Natalie Boegel’s Verguenza
This was a solo performed by Hannah Soares. Soares performed this solo with such power and grace. There is no doubt that she is a powerful dancer and can quickly change movement quality, as this was a theme in Verguenza. Soares spent most of her time swiping her legs and arms on the floor in various movement phrases, but what remained, whether on her knees or standing, was a motif of her right hand creeping around the back of her head and spoking her elbow towards her left knee sharply. The contrast between the smooth movements and the sharp movements were massive and made this solo stimulating.
This was performed by a group of seven dancers. #NineTen was made up of lovely canons and graceful movements. The dancers’ movements made me think of angels. The dancers were lifted and moved their arms in carved shapes through the air. It was clear that these dancers work well together and dance seamlessly as a group.

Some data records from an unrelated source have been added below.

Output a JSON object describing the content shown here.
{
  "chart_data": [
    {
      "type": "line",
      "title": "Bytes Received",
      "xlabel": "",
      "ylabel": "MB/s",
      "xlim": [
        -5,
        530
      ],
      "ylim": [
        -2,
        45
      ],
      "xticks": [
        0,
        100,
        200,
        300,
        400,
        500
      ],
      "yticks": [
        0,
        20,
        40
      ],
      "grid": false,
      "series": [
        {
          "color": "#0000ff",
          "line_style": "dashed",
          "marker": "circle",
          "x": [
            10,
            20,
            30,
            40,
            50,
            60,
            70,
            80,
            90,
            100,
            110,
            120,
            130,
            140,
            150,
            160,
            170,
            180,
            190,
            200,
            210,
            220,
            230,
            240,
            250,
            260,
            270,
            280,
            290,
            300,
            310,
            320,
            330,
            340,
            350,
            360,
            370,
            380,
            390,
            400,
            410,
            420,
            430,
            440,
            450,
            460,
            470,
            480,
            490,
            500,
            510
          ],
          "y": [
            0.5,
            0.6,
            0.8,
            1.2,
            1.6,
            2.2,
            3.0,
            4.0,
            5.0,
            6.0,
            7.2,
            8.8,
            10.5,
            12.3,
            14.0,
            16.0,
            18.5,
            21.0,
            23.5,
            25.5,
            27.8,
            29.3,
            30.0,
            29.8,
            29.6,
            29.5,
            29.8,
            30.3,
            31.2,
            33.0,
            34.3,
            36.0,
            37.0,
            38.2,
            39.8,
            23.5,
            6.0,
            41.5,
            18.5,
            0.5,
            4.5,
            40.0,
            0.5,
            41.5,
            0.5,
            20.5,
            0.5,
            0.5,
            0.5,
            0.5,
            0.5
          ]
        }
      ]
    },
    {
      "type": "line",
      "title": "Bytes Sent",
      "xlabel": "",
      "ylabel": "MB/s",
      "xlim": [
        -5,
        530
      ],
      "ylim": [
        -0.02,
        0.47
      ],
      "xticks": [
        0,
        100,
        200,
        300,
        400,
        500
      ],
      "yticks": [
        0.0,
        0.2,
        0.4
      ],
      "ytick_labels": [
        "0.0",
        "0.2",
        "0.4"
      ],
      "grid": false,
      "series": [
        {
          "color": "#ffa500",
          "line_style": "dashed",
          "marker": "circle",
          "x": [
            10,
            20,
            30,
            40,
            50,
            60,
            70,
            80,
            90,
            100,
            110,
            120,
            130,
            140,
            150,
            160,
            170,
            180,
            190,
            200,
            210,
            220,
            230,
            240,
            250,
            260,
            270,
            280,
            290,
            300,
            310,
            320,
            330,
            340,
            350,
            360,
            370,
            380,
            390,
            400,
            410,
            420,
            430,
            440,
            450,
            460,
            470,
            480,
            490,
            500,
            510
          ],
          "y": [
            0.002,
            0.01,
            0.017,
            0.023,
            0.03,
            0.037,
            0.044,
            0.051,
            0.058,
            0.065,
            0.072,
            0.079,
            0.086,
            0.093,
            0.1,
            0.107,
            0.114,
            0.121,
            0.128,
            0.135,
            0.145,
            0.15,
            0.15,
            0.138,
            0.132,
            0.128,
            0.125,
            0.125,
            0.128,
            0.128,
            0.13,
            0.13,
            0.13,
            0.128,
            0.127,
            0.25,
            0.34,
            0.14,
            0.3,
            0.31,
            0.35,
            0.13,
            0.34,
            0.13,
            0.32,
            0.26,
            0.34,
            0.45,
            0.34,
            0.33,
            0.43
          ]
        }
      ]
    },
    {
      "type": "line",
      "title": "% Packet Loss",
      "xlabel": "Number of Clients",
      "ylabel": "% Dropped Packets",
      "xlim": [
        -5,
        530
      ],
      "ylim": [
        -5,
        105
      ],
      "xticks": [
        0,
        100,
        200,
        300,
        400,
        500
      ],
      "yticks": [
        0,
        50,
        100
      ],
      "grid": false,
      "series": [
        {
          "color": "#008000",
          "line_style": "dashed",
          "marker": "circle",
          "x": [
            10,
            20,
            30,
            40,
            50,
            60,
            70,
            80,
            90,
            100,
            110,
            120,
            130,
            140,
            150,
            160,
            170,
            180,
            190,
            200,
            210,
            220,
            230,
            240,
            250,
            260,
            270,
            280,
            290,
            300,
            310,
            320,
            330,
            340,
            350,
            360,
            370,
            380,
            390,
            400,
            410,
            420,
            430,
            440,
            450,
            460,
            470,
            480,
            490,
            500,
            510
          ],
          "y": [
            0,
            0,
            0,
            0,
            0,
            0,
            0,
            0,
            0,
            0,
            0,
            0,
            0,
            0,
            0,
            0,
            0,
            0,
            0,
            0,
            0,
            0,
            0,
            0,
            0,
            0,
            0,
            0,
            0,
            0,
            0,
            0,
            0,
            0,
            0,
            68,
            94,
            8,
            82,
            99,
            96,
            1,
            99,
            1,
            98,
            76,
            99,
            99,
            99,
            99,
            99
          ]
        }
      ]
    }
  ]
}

Torens Johnson’s In My Head
This is a solo performed by Diedre Dawkins. This was an expansive solo that showcased Dawkins’ lovely technique and power. She performed jumps, penches, and high releases, all while dancing on and around a bench. Dawkins performed Johnson’s choreography with a pleasant smile on her face, which made this solo even more exciting to watch.
Overall, the BIDA 2nd Annual Showcase was a success. I am so thrilled with the performances on both days. The performances showcased the Baltimore dance community in all its similarities and differences. The choreography was emotional, comical, graceful, beautiful and powerful. This was such a great opportunity for the audience to see great choreography performed by great dancers. I am definitely looking forward to what the 3rd Annual Showcase will bring.